2011Fall7646 Project 3
You are to implement a KNN learner that can accept a different number of features. You should then use that learner to evaluate the effectiveness of each feature. Use the kdtknn learner (for speed).
The deliverable for this project is the code that implements the above learner and evaluator (evaluate.py), the output text from your program (output.txt) that concludes with a listing of the "best" set of features.
You can find a program that provides a framework for this in QSTK/Examples/Features/featuretest.py
Use the following 9 features. They are coded in the file QSTK/qstkfeat/features.py
0. 10 day moving average: featMA(dfPrice, lLookback=10, bRel=True)
1. 20 day moving average: featMA(dfPrice, lLookback=20)
2. 10 day RSI: featRSI(dfPrice, lLookback=10)
3. 20 day RSI: featRSI(dfPrice, lLookback=20)
4. draw down: featDrawDown(dfPrice)
5. run up: featRunUp(dfPrice)
6. 10 day volume: featVolumeDelta(dfVolume, lLookback= 10)
7. 20 day volume: featVolumeDelta(dfVolume, lLookback = 20)
8. Aroon: featAroon(dfPrice, bDown=False)

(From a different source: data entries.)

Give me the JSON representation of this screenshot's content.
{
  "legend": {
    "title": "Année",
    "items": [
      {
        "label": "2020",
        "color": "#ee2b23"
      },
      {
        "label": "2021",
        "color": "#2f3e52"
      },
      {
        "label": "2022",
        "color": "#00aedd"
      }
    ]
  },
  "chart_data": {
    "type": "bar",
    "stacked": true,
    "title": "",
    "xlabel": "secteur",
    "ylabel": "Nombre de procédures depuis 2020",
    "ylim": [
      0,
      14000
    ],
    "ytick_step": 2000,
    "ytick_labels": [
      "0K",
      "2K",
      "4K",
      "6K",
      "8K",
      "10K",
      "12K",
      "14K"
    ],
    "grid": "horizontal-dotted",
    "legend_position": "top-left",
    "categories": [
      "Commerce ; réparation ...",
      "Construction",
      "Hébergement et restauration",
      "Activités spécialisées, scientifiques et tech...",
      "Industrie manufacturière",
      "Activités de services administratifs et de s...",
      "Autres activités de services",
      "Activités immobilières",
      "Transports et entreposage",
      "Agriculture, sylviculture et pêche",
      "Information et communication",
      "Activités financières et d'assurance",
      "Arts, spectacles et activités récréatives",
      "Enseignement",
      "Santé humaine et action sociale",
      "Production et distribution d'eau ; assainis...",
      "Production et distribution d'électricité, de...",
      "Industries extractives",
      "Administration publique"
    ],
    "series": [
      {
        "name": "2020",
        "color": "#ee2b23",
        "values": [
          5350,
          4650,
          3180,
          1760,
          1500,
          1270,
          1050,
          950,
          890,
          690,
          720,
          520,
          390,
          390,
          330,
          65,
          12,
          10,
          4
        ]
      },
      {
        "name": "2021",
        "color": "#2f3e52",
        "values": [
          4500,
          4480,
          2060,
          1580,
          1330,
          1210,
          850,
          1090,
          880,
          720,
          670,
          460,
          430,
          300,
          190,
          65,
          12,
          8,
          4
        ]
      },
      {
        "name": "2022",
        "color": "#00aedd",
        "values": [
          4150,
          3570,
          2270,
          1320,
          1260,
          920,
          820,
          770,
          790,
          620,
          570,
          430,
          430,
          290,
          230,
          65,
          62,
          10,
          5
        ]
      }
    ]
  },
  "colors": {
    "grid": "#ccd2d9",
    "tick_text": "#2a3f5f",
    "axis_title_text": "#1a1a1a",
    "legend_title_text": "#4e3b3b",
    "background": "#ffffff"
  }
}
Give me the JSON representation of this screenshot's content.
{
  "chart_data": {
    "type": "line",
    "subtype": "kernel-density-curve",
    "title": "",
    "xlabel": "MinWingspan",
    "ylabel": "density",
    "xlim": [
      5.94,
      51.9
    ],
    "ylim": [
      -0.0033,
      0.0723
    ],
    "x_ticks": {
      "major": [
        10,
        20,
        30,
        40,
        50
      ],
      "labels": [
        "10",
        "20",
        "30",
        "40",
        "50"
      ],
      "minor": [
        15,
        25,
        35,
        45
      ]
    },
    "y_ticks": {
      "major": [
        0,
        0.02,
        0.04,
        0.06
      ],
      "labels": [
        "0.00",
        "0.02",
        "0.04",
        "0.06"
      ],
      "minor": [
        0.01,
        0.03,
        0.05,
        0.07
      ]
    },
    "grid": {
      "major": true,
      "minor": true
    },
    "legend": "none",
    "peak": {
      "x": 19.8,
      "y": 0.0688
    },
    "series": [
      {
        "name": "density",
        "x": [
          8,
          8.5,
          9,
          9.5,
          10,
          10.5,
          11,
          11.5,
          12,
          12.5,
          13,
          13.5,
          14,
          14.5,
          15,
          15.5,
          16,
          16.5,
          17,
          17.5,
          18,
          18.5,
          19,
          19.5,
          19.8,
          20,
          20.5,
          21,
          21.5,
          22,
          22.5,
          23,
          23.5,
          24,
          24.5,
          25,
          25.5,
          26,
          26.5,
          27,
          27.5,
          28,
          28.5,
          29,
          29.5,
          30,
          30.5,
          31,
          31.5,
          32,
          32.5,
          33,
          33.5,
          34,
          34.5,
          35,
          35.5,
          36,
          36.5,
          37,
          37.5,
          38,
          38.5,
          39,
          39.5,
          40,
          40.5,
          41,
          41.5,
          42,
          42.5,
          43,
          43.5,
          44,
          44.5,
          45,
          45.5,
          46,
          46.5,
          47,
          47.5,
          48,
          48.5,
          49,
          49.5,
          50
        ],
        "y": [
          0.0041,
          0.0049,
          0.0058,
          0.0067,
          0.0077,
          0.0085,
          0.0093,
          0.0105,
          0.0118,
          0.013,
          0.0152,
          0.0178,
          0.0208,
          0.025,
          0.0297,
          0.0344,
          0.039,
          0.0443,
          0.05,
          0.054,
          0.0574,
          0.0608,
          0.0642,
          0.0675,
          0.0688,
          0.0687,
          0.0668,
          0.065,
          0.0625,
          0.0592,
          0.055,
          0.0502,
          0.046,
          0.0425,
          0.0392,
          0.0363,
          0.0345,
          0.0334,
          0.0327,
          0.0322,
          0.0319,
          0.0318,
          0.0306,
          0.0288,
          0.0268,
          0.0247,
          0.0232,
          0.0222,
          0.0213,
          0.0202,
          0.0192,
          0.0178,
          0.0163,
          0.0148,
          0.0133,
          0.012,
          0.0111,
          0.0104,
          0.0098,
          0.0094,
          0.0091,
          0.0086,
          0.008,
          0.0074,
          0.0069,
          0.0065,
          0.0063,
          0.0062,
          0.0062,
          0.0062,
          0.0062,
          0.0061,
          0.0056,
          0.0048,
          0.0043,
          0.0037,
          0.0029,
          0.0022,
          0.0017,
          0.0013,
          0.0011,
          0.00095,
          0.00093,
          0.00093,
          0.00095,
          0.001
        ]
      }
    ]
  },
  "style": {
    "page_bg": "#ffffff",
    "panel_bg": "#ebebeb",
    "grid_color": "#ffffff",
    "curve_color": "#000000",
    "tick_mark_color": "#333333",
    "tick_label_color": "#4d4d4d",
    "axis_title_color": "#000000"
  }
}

You will also have to populate your matrix with:
9. 5 day return: classFutRet(dfPrice, lLookforward = 5). (not really a feature, this is the value to be trained/learned).
You should create a list of the current constituents of the DOW 30 (this is available online). Save those symbols in a file of your choosing and use it as input to your program. Due to difficulties with the data, we will not be using the SP500 for this project. You should use Jan 1 2007 to Dec 31 20009 for training. You should use Jan 1 2010 to June 30 2010 for testing
Create a learner that can accept a list of 1 to 10 features (see list of features above). Train your system to predict 5 day returns. You are to find the set of features that maximizes the correlation coefficient between actual 5 day returns and predicted 5 day returns for the testing set. Use K=5
You should do this by first finding the single best feature, then iteratively adding one feature at a time such that that feature improves the correlation coefficient the best.
Each time your program tests a set of features, it should print out a line of text similar to the below:
testing feature set [0, 9] corr coef = 0.0005 testing feature set [1, 9] corr coef = 0.0008 ... testing feature set [8, 6, 5, 9] corr coef = 0.0012 ... best feature set is [8, 6, 5, 1, 9] corr coef = 0.0013
Software to write
- Create a python program evaluate.py that finds the best set of features (as outlined above).
Experiments to run
- Run the experiment over the symbols given above, using the dates given above.
Submit files (attachments) via t-square
- Your code in evaluate.py
- Output of your code in output.txt
- Disclose and cite any code or ideas you drew from others.
How to submit
Go to the t-square site for the class, then click on the "assignments" tab. Click on "add attachment" to add your 2 files. Once you are sure you've added the files, click "submit."